Loss carry-back scheme 

Cash is key with any small business and with many businesses just starting to recover from COVID’s emergence last year are now plunged into another year filled with lockdowns, unfortunately stopping many companies’ progress.

Questioning Frydenberg, one business owner asked: “As we had a pretty good end of year last year and beginning of this year, unfortunately the lockdown has halted all of that progress towards, hopefully getting back into the green for us. So, is there any information on the loss carry back and if that might be approved.”

The Treasurer said the scheme is now in place and will allow business operators to carry back their losses as a result of COVID to the 2018 and 2019 financial years, up to 2023. This will give businesses access to increased working capital, as they get a rebate from the ATO, he explained. 

“It works together with the immediate expensing provision, where businesses are able to invest in various equipment machinery shop fit-outs and the like, which then can, be offset against their revenue, their income, and can be written off all in year one as opposed to over a number of years,” he said. 

“The loss carry back is in and that should provide real support for people who are maybe carrying some difficult times and may need a boost to their working capital based on profits that they have previously made ahead of time.”

When will our local hospitality industry re-open?

With COVID-19 cases being quite low in Bondi and other areas of Sydney, there seemed to be a level of confusion as to why local hospitality businesses can’t just open up to those who are vaccinated.

Sharma said while he doesn’t want to “erode social solidarity or anything else”, he thinks a “risk-based approach” should be taken. 

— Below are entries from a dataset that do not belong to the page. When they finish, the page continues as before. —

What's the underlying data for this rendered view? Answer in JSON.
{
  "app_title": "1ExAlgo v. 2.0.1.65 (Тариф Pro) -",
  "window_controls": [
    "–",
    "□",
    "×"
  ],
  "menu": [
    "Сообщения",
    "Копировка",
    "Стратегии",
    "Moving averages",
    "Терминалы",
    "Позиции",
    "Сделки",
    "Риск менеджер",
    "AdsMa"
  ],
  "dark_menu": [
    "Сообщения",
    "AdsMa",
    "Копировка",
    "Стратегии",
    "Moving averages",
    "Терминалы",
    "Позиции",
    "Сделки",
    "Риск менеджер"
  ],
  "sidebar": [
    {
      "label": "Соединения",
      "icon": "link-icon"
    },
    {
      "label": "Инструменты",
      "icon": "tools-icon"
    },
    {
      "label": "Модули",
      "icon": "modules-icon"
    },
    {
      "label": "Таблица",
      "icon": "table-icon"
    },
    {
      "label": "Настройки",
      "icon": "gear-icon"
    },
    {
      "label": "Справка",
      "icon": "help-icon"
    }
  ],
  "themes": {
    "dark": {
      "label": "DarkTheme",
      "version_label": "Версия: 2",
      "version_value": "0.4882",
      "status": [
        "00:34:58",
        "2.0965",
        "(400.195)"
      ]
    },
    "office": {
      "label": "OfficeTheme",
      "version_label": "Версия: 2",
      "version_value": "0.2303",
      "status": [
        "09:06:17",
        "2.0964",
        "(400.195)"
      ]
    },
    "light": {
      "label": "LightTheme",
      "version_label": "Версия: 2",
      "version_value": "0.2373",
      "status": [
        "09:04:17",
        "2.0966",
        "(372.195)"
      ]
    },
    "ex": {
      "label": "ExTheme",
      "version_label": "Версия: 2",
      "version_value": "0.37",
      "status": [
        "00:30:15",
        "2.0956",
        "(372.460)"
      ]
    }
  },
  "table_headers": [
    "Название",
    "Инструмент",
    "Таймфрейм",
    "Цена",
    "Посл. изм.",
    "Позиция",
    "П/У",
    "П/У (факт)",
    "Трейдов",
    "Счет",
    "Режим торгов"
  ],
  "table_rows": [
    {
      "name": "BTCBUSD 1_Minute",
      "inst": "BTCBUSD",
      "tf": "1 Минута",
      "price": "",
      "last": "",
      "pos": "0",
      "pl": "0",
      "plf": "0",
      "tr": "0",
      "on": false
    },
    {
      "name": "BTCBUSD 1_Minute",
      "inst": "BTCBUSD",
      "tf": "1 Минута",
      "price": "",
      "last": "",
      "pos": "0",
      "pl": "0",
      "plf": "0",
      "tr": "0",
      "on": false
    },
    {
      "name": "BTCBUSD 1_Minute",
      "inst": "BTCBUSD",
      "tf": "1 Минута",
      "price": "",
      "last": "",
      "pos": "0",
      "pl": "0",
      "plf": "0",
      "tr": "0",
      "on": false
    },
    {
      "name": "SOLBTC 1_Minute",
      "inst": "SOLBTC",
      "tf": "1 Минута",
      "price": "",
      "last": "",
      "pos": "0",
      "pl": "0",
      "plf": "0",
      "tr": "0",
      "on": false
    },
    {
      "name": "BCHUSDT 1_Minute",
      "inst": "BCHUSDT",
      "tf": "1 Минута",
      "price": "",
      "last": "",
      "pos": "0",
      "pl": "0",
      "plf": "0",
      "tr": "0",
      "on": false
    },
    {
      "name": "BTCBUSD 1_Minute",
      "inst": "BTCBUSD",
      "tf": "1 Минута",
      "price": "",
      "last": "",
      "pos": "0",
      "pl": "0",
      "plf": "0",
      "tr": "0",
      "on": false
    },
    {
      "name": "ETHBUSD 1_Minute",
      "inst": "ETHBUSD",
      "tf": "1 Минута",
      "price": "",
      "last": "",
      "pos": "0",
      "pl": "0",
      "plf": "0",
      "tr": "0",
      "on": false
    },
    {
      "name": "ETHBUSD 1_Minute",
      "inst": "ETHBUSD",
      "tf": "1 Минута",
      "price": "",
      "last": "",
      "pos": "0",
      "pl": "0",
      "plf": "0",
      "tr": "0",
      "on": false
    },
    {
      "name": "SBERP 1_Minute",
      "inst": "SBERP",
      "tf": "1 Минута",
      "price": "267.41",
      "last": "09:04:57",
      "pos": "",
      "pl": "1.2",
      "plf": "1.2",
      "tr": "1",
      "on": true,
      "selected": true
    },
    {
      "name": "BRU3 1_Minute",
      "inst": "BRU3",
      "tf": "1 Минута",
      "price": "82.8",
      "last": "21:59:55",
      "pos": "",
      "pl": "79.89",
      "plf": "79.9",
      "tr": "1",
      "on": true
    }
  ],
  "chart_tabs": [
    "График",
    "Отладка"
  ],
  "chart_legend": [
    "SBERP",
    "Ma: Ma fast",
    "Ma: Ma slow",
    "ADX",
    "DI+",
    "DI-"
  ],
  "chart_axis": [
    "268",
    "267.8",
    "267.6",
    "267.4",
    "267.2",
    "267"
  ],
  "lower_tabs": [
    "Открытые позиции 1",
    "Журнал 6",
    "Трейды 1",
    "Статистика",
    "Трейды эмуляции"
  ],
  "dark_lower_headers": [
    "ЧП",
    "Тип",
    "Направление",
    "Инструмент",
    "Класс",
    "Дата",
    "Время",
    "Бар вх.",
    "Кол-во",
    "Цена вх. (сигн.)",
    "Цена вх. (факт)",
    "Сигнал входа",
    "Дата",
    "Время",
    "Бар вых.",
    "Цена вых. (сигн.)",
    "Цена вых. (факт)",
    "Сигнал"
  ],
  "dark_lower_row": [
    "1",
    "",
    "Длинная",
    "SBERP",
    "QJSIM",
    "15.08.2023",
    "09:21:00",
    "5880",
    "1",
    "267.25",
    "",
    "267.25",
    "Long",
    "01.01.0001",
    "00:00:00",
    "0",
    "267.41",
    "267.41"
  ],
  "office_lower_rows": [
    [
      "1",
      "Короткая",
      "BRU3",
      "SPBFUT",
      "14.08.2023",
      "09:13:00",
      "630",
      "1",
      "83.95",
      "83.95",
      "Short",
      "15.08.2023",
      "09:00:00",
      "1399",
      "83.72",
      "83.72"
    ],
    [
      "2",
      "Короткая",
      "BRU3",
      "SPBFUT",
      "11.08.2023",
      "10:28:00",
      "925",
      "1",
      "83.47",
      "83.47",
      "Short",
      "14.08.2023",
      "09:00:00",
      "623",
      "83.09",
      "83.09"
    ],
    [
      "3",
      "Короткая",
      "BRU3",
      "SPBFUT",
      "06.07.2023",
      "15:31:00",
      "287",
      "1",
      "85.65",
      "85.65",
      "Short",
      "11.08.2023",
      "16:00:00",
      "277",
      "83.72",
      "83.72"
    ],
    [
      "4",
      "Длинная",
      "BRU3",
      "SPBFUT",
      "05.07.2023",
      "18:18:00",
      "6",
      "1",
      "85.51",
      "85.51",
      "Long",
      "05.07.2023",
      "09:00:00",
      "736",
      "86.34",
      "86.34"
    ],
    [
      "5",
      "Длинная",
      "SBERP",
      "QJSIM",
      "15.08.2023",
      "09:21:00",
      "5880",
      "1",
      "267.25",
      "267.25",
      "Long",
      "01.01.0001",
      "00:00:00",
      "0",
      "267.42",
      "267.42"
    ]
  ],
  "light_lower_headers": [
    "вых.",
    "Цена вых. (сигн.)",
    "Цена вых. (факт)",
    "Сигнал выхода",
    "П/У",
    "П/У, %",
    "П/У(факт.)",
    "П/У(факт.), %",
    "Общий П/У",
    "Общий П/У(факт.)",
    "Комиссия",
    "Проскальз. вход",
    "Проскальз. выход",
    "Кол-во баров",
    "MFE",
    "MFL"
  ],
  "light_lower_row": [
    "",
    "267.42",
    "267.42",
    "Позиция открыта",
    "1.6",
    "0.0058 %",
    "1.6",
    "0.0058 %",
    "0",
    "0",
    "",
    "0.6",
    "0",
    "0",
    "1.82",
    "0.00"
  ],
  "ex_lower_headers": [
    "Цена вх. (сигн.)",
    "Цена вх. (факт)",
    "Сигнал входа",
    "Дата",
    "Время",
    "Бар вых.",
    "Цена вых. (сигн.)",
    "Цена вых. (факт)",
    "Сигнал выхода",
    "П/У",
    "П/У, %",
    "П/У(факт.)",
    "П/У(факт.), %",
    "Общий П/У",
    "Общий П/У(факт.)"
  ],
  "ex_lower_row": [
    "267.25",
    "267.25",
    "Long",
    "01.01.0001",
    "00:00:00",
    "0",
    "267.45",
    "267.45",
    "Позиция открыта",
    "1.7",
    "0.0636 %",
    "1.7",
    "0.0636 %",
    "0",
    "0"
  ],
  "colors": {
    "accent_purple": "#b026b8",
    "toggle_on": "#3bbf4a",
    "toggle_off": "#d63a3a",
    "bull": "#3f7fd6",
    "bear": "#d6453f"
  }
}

“I think there’s a case to be made for lockdowns that reflect the level of risk in that particular LGA, the number of active cases, the level of vaccinations to allow some businesses to get back to work because there’s a high number of cases in Sydney right now, but, those cases are concentrated in certain parts of Sydney,” he said. 

“Keeping businesses closed longer than is necessary and keeping mental health services and any number of other social outlets and things closed any longer than is necessary is also doing harm and we need to be very mindful of the harm that’s being done,” he said.

Gabrielle Upton added: “When everyone has had a reasonable chance of people getting vaccinated, there must be some privileges to those who are vaccinated and help our local economy open up. I think we will move to a liberated way. We must reward those who are vaccinated but we aren’t at that point yet though”.